Um estudo realizado pela consultoria econômica Ecoa mostra que a adoção do regime da CLT por trabalhadores por aplicativos poderia levar à perda de 905 mil postos de trabalho, reduzir a renda dos trabalhadores em até 49% e causar um impacto negativo de até R$ 33,1 bilhões no PIB brasileiro.
Essa pesquisa foi realizada a pedido da Amobitec (Associação Brasileira de Mobilidade e Tecnologia, da qual o iFood faz parte) e seus dados foram apresentados na Audiência Pública no STF nesta segunda-feira (9/12).
Vínculo empregatício impactaria no aumento de custos e redução da demanda
Segundo o estudo da Ecoa, a formalização de vínculo empregatício com trabalhadores por aplicativos elevaria os custos trabalhistas e tributários das empresas operadoras dessas plataformas. Consequentemente, isso causaria um aumento de 25,9% no preço das entregas e de 19,7% a 32,5% no valor das viagens, segundo projeções da consultoria.
Essa elevação de preços poderia, por sua vez, reduzir a demanda por esses serviços, levando à perda de 905 mil postos de trabalho – 614 mil entre motoristas e 291 mil entre entregadores. No caso do delivery, isso significa uma redução de 75% do atual contingente de entregadores.
Além do impacto da diminuição da demanda nos postos de trabalho, o cálculo considera ainda que trabalhadores em jornada integral substituiriam trabalhadores ocasionais, que são grande parte do contingente das plataformas.
No iFood, por exemplo, 90% dos entregadores trabalharam menos de 90h mensais em 2023 – apenas 0,5% tiveram uma jornada de 180h a 220h, equivalente à de celetistas.
Para ilustrar o efeito da celetização sobre o nível de ocupação, o estudo cita o caso de Genebra (Suíça), que passou por um reenquadramento no formato de contratação de entregadores por aplicativo em setembro de 2020.
A cidade teve uma redução de 42% no número de pedidos e de 67% na quantidade de profissionais ocupados – 79% dos entregadores que deixaram a plataforma seguiram desempregados nos seis meses seguintes à mudança de enquadramento.
Redução da renda e impacto no PIB
A pesquisa estima que, com a celetização, a massa de renda dos motoristas poderia cair entre 20% e 30% (entre R$ 11,1 bilhões e R$ 16,3 bilhões), enquanto a dos entregadores seria reduzida entre 43% e 49% (entre R$ 2,2 bilhões e R$ 2,5 bilhões).

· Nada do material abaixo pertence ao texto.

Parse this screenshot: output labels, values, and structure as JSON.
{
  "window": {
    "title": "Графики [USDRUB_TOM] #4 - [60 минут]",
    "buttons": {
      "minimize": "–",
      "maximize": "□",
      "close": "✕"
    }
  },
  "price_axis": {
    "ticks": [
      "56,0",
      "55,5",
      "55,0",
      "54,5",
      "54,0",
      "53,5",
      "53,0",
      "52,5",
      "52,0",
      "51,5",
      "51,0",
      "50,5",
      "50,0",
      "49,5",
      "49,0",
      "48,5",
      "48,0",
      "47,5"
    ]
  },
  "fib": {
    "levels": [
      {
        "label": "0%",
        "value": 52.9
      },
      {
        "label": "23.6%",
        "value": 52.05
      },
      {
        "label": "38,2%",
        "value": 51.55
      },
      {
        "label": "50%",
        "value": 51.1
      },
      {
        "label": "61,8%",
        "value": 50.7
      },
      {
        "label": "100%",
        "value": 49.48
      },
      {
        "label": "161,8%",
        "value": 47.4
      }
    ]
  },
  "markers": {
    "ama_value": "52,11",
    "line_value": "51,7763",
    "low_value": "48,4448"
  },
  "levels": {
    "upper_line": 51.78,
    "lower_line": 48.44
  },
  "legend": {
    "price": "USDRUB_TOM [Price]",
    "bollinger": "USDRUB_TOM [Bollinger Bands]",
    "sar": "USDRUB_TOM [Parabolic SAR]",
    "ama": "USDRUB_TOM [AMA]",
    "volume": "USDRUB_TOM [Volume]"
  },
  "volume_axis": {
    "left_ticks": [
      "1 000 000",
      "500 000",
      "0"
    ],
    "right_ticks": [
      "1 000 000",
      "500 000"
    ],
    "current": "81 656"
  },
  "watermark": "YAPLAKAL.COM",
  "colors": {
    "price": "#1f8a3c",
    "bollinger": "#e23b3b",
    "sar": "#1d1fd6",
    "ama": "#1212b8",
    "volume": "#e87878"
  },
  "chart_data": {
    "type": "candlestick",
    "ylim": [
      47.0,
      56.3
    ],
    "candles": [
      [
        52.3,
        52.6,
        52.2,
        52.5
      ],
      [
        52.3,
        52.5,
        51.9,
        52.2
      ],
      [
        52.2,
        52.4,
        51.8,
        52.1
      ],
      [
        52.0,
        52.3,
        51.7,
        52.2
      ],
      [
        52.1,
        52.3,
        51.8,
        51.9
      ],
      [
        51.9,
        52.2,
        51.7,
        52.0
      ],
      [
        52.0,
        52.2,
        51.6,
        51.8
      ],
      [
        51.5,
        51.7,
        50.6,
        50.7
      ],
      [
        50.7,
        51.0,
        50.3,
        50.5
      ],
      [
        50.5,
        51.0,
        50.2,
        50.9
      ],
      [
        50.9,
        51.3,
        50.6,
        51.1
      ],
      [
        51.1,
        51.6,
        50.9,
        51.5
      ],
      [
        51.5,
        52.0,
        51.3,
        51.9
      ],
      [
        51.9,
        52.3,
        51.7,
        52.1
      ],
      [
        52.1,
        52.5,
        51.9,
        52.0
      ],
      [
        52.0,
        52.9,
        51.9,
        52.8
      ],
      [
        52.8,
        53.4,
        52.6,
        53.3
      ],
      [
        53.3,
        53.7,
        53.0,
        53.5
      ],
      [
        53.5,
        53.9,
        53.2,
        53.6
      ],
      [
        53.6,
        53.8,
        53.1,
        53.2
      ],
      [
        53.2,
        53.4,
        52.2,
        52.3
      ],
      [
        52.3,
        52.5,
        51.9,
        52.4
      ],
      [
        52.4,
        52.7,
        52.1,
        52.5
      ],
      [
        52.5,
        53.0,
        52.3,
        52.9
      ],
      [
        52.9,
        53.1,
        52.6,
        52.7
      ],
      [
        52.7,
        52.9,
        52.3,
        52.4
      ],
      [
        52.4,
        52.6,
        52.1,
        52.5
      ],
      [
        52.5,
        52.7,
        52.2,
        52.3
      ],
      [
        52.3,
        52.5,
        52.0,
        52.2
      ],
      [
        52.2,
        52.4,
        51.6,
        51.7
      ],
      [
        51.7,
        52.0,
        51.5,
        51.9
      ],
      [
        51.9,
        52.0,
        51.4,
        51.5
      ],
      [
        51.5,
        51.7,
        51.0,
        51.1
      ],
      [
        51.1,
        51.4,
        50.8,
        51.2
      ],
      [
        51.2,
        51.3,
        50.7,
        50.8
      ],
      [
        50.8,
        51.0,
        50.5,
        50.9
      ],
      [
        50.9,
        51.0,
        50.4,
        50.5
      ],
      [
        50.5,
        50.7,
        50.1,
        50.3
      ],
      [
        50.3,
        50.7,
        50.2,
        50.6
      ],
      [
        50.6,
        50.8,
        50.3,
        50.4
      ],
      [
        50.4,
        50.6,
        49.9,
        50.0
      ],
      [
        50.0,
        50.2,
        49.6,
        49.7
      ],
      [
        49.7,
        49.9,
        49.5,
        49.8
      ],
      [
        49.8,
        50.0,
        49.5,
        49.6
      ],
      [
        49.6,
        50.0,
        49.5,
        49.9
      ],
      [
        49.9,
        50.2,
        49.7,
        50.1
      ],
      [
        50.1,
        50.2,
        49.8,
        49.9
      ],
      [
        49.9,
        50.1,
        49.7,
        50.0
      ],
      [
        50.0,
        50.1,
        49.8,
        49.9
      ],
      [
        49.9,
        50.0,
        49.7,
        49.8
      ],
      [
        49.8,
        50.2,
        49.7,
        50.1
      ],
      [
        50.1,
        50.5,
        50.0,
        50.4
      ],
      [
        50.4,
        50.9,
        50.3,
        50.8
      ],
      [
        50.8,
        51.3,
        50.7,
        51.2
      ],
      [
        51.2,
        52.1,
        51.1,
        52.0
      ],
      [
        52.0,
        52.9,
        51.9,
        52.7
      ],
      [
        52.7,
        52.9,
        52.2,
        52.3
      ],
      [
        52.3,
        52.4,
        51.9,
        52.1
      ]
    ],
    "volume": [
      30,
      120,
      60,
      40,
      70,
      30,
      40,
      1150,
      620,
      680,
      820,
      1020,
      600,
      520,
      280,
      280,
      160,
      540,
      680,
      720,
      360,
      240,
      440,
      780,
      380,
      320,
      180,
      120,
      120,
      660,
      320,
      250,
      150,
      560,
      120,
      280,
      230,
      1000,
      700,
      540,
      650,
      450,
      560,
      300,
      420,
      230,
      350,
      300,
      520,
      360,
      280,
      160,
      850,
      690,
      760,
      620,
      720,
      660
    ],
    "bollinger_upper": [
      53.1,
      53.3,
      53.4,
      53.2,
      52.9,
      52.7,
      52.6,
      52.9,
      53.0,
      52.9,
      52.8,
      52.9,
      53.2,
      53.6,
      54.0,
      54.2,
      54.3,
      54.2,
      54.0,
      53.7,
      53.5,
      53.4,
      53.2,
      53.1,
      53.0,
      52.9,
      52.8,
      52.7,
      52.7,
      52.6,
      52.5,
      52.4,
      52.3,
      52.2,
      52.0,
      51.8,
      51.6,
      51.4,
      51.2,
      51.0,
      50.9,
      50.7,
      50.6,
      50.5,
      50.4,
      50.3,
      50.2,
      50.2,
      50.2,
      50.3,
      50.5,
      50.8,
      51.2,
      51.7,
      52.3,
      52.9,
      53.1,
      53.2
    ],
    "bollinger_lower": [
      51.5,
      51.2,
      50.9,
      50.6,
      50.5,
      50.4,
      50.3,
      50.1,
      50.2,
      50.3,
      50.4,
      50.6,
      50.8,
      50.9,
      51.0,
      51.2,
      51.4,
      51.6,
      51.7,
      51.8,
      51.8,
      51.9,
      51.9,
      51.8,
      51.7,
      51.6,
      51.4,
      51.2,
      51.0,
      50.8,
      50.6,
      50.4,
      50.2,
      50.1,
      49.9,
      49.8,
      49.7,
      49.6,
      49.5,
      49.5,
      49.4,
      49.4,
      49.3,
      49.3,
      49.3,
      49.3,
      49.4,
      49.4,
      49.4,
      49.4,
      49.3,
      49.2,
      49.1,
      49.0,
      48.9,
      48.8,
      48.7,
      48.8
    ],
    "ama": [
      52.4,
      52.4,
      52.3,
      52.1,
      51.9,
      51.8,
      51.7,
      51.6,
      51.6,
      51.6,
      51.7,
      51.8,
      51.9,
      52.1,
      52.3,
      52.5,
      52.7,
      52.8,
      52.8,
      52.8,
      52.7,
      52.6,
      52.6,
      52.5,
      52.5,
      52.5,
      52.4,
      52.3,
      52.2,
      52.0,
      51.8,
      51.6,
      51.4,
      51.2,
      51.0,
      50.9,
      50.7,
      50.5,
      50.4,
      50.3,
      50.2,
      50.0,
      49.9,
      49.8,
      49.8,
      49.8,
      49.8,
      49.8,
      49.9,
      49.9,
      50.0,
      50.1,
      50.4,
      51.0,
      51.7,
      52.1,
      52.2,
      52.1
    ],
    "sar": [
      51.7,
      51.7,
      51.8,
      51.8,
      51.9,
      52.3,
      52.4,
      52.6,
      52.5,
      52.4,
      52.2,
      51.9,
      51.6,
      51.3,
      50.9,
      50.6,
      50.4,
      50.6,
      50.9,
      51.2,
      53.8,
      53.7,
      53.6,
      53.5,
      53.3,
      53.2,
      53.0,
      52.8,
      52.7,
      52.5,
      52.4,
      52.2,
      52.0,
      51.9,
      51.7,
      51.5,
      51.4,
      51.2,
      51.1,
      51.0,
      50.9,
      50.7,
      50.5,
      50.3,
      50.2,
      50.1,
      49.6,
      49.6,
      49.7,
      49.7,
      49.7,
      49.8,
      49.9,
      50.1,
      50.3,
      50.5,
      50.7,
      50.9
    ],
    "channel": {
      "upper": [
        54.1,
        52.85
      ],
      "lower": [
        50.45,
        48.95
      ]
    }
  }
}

Esse impacto negativo na renda dos trabalhadores teria reflexos diretos no consumo e, consequentemente, no PIB. “Demanda menor significa redução da oferta de trabalho e da remuneração, o que gera um choque negativo na renda das famílias, com implicações sobre o nível de consumo agregado da economia”, explica a economista Silvia Fagá, responsável pela Ecoa.
A partir desse choque de demanda, a consultoria analisou seus efeitos em fluxos econômicos intersetoriais e na macroeconomia, levando em conta as contas públicas e a estrutura produtiva do país.
Dessa forma, a Ecoa estima que a formalização do vínculo empregatício de trabalhadores por aplicativos causaria um impacto de R$ 33,1 bilhões, que deixariam de ser somados ao PIB brasileiro – e provocaria uma perda de arrecadação fiscal de R$ 2 bilhões.
Posicionamento do iFood e do setor
O posicionamento da Amobitec, entidade que representa o setor, é o de que a relação entre plataformas digitais e profissionais parceiros cadastrados não caracteriza vínculo de emprego.
Esse vem sendo o entendimento majoritário das decisões do Judiciário no Brasil, inclusive no âmbito do Supremo Tribunal Federal, cuja 1ª Turma já decidiu, de forma unânime, que precedentes vinculantes do STF admitem formas alternativas de contratação no mercado de trabalho.
Na Audiência Pública de 9 de dezembro, o ministro Aloysio Corrêa da Veiga, presidente do Tribunal Superior do Trabalho (TST), apresentou números mostrando que a Justiça do Trabalho reconheceu vínculo empregatício entre motoristas de aplicativo e as plataformas digitais em 2% dos casos.
Na lacuna legislativa, o iFood tem apoiado, desde 2021, a regulação do setor em diálogos com o governo federal, o Congresso e representantes de trabalhadores. A empresa considera fundamental a construção de um modelo equilibrado, que permita às plataformas avançar em termos de geração de negócios e, especialmente, em renda e proteção social para os entregadores.